Ehl-i sünnet ve'l cemaat...
Bediüzzaman Said Nursî Hazretleri 1940’lı yıllardan sonra Kastamonu hayatında talebelerine yazdığı mektuplarında zamanın ve şartların gereği olarak şahsa bağlı olmayan ve kurumsal bir yapı olarak cemaatten bahsetmiş ve talebelerini cemaate, şahs-ı manevilere ve kurumsal yapılara yönlendirmiştir. “Bu zaman cemaat zamanıdır. Ehemmiyet ve kıymet, şahs-ı manevîye göre olur. Maddî ve ferdî ve fâni şahsın mahiyeti nazara alınmamalı. Hususan benim gibi bir biçarenin kıymetinden bin derece ziyade ehemmiyet vermekle, bir batmanı kaldırmayan zayıf omuzuna binler batman ağırlığı yüklense, altında ezilir” (Kastamonu Lâhikası, 2006, s. 19, 197.) ifadeleri ile talebelerini şahsına değil, kurumsal yapılara yönlendirmiştir. “Şahs-ı mânevî” şahıslardan oluşan, şahsa bağlı olmayan şahıstan başka bir şeydir. Şahıslar bir bedenin azaları gibi bu kurum içinde kendine has özellikleri ile bağımsız; ama bedenin tamamına bakan yönleri ile bağımlıdır. Kendi işini yaparken beden içinde diğer işlere de yardımcı olur ve bütünlük içinde daha yüksek amaçlara hizmet ederler.

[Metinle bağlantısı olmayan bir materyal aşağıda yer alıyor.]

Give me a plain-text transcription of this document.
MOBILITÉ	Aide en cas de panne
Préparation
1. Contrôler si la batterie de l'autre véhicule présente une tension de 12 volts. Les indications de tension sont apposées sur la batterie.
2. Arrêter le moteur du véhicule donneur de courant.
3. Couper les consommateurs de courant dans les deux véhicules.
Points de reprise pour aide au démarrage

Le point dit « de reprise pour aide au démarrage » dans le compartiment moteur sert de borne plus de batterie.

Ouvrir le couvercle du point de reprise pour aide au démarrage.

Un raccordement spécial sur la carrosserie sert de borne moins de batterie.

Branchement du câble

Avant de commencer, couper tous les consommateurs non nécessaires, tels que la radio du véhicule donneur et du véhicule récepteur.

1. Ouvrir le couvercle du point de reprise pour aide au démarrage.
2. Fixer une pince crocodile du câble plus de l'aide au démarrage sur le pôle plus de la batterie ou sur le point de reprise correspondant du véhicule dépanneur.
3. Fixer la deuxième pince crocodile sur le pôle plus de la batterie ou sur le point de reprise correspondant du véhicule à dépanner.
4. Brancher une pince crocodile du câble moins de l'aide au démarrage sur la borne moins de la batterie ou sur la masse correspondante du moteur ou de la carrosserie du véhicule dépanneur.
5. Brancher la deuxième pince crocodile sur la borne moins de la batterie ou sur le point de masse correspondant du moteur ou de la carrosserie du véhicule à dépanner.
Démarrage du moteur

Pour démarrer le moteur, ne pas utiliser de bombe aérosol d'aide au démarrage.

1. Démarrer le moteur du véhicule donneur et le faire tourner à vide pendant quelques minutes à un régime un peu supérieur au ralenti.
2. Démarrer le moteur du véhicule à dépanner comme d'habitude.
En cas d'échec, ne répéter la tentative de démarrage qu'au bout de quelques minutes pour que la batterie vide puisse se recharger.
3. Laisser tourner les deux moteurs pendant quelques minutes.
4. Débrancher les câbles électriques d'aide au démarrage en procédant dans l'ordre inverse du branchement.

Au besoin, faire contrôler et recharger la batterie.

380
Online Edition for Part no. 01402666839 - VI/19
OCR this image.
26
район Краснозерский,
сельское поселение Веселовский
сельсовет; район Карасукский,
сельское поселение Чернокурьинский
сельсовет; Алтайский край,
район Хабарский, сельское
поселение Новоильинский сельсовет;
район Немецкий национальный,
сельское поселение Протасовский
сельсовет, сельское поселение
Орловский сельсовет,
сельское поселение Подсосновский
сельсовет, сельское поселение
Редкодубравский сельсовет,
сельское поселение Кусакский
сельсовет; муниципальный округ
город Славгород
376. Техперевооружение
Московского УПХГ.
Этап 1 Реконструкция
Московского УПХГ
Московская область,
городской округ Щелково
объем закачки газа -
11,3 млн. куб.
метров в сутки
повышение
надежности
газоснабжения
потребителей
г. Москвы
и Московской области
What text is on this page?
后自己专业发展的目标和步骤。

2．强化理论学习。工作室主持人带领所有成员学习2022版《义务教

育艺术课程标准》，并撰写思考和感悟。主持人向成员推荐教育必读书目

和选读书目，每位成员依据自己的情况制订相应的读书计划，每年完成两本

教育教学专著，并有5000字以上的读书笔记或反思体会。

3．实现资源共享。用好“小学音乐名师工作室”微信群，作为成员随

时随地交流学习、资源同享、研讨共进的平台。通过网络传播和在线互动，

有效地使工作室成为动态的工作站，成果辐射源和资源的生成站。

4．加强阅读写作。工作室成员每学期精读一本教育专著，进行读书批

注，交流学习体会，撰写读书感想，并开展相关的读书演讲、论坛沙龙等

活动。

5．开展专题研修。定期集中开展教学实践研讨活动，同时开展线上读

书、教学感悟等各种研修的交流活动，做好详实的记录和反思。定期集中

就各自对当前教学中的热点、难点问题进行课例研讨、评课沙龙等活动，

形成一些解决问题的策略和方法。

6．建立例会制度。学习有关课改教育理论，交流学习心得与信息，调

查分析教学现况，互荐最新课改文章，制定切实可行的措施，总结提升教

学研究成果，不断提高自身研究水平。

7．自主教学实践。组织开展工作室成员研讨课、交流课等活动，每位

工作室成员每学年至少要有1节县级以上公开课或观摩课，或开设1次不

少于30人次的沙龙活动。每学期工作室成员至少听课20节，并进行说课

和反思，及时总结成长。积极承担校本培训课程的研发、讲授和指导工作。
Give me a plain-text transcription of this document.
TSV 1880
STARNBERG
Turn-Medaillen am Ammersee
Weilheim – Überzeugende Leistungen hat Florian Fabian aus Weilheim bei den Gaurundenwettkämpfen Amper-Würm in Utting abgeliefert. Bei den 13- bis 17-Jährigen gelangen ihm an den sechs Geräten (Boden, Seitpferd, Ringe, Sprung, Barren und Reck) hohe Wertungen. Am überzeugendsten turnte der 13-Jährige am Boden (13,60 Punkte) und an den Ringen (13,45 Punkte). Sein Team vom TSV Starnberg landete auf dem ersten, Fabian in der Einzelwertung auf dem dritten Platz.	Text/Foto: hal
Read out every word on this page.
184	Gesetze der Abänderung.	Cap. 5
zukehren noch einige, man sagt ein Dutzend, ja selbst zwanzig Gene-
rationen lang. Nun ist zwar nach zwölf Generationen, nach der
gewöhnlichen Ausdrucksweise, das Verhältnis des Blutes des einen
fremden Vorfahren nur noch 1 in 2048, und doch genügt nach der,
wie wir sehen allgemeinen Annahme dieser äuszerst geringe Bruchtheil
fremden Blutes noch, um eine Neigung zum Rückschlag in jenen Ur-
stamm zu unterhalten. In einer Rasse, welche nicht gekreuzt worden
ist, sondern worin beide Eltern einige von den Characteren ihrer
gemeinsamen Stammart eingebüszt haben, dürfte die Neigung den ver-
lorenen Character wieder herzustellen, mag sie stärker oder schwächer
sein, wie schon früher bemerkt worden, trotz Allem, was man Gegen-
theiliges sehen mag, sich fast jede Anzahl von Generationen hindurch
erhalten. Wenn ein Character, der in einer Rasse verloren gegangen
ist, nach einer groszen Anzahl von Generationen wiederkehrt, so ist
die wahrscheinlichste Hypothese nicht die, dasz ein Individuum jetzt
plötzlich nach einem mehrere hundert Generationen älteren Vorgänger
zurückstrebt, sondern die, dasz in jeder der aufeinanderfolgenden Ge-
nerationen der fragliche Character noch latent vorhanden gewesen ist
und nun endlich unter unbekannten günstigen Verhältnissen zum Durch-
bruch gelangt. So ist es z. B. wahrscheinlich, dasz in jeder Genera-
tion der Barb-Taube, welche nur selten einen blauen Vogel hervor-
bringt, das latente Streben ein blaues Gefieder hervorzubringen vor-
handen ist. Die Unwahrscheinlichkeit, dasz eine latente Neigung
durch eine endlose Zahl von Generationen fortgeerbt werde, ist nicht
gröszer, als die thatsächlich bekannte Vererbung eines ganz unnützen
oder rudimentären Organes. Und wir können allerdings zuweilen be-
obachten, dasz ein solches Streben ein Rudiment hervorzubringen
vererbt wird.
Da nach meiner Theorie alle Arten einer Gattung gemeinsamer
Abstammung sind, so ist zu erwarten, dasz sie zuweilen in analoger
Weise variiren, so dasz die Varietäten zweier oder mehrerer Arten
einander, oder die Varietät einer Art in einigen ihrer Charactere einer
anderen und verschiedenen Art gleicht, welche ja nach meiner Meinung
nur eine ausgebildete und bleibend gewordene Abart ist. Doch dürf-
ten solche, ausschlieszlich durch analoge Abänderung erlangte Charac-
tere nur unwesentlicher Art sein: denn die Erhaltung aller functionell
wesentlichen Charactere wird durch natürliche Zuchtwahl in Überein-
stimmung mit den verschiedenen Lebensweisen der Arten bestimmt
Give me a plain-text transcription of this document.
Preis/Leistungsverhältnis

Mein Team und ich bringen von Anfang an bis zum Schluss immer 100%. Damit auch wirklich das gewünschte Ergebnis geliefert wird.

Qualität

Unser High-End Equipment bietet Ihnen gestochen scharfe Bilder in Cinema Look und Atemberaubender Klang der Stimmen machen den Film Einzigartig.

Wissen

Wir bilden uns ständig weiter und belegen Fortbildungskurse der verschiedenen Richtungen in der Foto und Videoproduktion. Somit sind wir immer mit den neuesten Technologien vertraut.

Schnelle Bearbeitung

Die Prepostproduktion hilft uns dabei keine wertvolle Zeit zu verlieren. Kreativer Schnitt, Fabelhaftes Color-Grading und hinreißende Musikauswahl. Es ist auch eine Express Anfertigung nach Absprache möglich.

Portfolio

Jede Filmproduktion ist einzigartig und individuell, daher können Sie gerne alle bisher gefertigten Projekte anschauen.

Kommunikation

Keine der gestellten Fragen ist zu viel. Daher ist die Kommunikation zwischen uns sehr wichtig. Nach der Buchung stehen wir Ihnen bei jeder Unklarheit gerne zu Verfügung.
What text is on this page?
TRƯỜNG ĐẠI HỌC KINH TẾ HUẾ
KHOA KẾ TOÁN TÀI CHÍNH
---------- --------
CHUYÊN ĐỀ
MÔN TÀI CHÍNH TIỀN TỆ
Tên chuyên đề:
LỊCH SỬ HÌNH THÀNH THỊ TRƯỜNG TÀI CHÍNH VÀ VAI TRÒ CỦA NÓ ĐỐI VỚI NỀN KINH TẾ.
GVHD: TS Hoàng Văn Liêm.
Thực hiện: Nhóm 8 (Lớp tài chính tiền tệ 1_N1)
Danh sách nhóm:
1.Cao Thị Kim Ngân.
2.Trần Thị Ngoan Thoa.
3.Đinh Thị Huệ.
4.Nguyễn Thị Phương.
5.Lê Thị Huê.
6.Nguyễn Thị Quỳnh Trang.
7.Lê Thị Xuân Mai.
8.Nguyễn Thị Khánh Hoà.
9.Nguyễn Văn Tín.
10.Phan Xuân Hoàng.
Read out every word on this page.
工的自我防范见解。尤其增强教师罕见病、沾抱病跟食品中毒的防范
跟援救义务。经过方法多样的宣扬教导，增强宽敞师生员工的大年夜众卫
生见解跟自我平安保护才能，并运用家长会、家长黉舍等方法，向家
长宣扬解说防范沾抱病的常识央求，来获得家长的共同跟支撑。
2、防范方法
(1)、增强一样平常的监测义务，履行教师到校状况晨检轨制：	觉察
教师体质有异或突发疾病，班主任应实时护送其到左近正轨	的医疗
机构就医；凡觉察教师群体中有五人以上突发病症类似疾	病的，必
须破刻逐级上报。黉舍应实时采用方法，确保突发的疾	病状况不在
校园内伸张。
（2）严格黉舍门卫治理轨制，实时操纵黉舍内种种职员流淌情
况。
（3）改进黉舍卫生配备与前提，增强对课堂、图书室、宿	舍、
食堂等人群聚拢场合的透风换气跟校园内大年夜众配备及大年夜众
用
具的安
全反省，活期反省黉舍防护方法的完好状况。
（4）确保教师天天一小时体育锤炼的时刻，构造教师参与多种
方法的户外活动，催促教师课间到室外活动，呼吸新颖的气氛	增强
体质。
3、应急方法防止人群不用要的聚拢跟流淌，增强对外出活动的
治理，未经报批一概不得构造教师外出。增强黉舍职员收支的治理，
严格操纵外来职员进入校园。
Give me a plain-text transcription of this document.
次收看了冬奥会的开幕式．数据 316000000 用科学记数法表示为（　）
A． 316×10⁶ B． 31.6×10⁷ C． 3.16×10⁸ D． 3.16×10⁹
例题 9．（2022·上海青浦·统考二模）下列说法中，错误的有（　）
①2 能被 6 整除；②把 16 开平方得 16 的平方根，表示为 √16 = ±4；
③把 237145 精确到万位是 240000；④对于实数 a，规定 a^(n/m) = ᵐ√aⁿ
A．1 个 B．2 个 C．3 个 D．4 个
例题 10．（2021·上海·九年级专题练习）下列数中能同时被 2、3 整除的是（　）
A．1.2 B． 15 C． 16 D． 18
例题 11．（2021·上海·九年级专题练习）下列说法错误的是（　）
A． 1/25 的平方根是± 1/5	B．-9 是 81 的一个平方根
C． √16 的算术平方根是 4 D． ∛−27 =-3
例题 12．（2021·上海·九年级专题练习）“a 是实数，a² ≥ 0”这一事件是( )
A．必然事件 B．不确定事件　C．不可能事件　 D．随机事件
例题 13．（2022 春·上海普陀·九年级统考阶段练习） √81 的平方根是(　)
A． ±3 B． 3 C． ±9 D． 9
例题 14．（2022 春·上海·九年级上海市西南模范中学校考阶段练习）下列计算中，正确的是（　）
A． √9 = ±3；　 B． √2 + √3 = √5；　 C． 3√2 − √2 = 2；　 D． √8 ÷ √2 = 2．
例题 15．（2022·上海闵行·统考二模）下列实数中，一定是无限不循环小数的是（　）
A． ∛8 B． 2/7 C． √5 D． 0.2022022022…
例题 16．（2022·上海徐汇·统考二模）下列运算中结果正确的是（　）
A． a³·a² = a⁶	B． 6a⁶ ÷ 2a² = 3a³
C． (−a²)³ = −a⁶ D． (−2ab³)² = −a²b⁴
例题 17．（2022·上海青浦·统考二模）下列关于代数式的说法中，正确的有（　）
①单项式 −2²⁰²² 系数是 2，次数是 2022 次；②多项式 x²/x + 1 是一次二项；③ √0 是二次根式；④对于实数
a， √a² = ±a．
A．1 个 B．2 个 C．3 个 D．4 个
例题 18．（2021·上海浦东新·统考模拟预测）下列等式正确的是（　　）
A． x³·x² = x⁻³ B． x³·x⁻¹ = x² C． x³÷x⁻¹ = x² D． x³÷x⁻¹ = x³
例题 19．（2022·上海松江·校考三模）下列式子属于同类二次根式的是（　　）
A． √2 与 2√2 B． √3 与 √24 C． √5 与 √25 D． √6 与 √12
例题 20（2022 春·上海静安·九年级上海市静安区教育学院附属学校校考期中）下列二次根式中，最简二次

Eski zamanda kurumsal yapılar bu günkü kadar gelişmediği için cemaat kavramı “tarikat” şeklinde yapılanmıştır. Şahıs ön planda bulunuyordu ve bu şahsa bağlı yapılara “Tarikat” adı veriliyordu. Bediüzzaman Hazretleri bu durumu şöyle izah eder. “Gavs-ı Âzam Şâh-ı Geylânî, İmam-ı Gazâlî, İmam-ı Rabbânî gibi hem şahsen, hem vazifeten büyük ve harika zatlar, kıymettar irşâdatlarıyla ve eserleriyle “Ümmetimin âlimleri İsrailoğullarının peygamberleri gibidir” hadisini fiilen tasdik etmişler. O zamanlar bir cihette ferdiyet zamanı olduğundan, hikmet-i Rabbaniye onlar gibi feridleri ve kudsî dâhileri ümmetin imdadına göndermiş.
Şimdi ise, aynı vazifeye, fakat müşkilâtlı ve dehşetli şerait içinde, bir şahs-ı mânevî hükmünde bulunan Risaletü'n-Nur'u ve sırr-ı tesanüdle bir ferd-i ferid mânâsında olan şakirtlerini bu cemaat zamanında o mühim vazifeye koşturmuş. Bu sırra binaen, benim gibi bir neferin ağırlaşmış müşiriyet makamında ancak bir dümdarlık vazifesi var” (Kastamonu Lâhikası, 20.) buyurarak bu zamanda cemaatî, yani kurumsal yapılarla ancak tesirli ve etkili hizmetlerin olabileceğini vurgular.